Not related to this specific error. But you should probably change the line about long_weight to:
long_weight = 1.0/len(context.longs)

Take a look at https://www.quantopian.com/posts/new-and-need-help-with-something-basic-i-hope
It appears to have already been working except for the above fix. It may provide some clues as to what you are missing in regards to 'longs'.

Still need help on this, can't seem to know how to fix it.

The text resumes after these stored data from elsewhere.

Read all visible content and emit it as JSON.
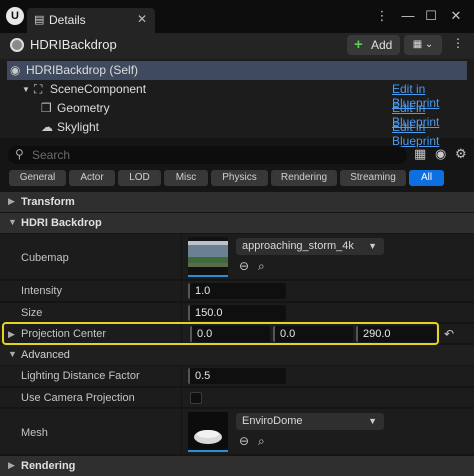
{
  "titlebar": {
    "logo": "U",
    "tab_label": "Details",
    "tab_icon": "details-icon",
    "close_glyph": "✕",
    "menu_glyph": "⋮",
    "minimize_glyph": "—",
    "maximize_glyph": "☐",
    "window_close_glyph": "✕"
  },
  "header": {
    "actor_name": "HDRIBackdrop",
    "add_label": "Add",
    "add_plus": "+",
    "blueprint_glyph": "▦ ⌄",
    "more_glyph": "⋮"
  },
  "tree": {
    "self_label": "HDRIBackdrop (Self)",
    "items": [
      {
        "label": "SceneComponent",
        "link": "Edit in Blueprint"
      },
      {
        "label": "Geometry",
        "link": "Edit in Blueprint"
      },
      {
        "label": "Skylight",
        "link": "Edit in Blueprint"
      }
    ]
  },
  "search": {
    "placeholder": "Search"
  },
  "filters": [
    "General",
    "Actor",
    "LOD",
    "Misc",
    "Physics",
    "Rendering",
    "Streaming",
    "All"
  ],
  "active_filter": "All",
  "sections": {
    "transform": "Transform",
    "hdri": "HDRI Backdrop",
    "advanced": "Advanced",
    "rendering": "Rendering"
  },
  "properties": {
    "cubemap": {
      "label": "Cubemap",
      "value": "approaching_storm_4k"
    },
    "intensity": {
      "label": "Intensity",
      "value": "1.0"
    },
    "size": {
      "label": "Size",
      "value": "150.0"
    },
    "projection_center": {
      "label": "Projection Center",
      "x": "0.0",
      "y": "0.0",
      "z": "290.0"
    },
    "lighting_distance": {
      "label": "Lighting Distance Factor",
      "value": "0.5"
    },
    "use_camera_projection": {
      "label": "Use Camera Projection",
      "checked": false
    },
    "mesh": {
      "label": "Mesh",
      "value": "EnviroDome"
    }
  },
  "colors": {
    "accent": "#0d6fe0",
    "highlight": "#e6d31d",
    "link": "#4a9cf0",
    "add_plus": "#5ccf4f"
  }
}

That KeyError for longs means it does not exist yet. So, either:

Add this to initialize section:
context.longs = {}

or

Add something similar to this to
def before_trading_start(context, data):

# Gets our pipeline output every day.  
context.output = pipeline_output('value_momo_pipeline')

# The low p/e stocks that we want to long.  
context.longs = context.output[context.output['longs']].index.tolist()  

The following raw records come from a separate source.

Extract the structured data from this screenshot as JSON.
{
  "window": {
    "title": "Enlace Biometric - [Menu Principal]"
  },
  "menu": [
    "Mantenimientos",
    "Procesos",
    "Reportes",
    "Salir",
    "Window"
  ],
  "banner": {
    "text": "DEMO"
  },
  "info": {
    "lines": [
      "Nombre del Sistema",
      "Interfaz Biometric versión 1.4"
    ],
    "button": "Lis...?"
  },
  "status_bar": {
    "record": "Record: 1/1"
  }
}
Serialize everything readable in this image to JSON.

Here is the correct algo that I have. Looking at transactions it seems like the only problem I have is selling the stock if it goes up by 1% during the day.

The algorithm seems to sell at the end of the day. It also buys evenly the 5 stocks afterwards. All I am missing is to trigger a sell of a position if the stock rises up 1% the next day.

Easiest would be limit orders at start of day like stp_lmt() here, although they aren't allowed in the contest or with Optimize.
You can see the ordering in the logging window. Or particular stocks can be set, in 'symbols' list.

You've added a lot to my already existing algo. This is a lot to try and absorb but I really like the result. This will be a great learning experience!